ÖZET
Birey gündelik hayat pratiklerinde diğer bireylerle sosyalleşme ve ilişkiler kurma eğilimindedir. Bu süreçler içerisinde her topluma ait belirli ilişki kurma biçimleri vardır ve bu ilişki biçimleri zaman içerisinde kalıp yargılara dönerek kültürel halini almaktadır. “Kolektif toplum” olarak sınıflandırılan toplumların genel özellikleri ortaya çıkmaktadır. Bu çalışmada kolektivizm Güney Kore örneği ile incelenmiştir.
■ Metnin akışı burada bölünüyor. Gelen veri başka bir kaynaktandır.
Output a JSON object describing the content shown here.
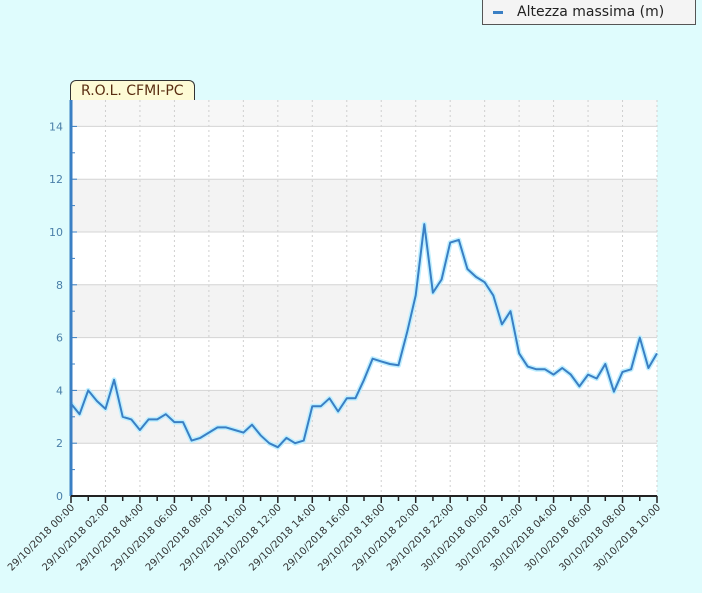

Anahtar kelimeler: kolektivizm, kolektivist bellek, Güney Kore
ABSTRACT
Individuals tend to socialize and establish relationships with other individuals in their daily life practices. Within these processes, there are certain forms of relationship belonging to each society, and these relationship styles turn into stereotypes over time and take their cultural form. The general characteristics of societies classified as “collective society” emerge. In this study, collectivism was examined with the example of South Korea.
Key words: collectivism, collectivist memory, south korea
GİRİŞ
Bireyi diğer canlılardan ayıran temel özelliği sosyalleşme eğilimidir. Bu sosyalleşmeyle toplumun belirli davranış kalıpları oluşur. Oluşan kalıp yargılar yüzyıllar boyunca kullanılarak toplumsal bellekte yer alır ve bireylerin hayatını doğrudan etkilemektedir. Bu davranış kalıpları toplumdan topluma değişmektedir. Modernleşmeyle birlikte bireyselcilik önem kazansa da toplumdaki kalıp yargıların değişmesi için uzun yıllara ihtiyaç vardır.
KOLEKTİVİZM VE BİREYSELCİLİK
Kolektivizm kavramı, bir gruba ya da sosyal örgüte bağlılık, grup içerisindeki uyum olarak açıklanmaktadır (Çağlar, 2001). Kolektivist kültürde bireyler bulunduğu toplumun çıkarını düşünür ve toplumun çıkarları daha önemlidir. Bireyler kendilerini topluma karşı sorumlu hissetmektedirler. Kolektivizmde toplumun uyumu, iletişimi oldukça önemlidir. Bireylerin kimliği toplumdan ayrı düşünülemez.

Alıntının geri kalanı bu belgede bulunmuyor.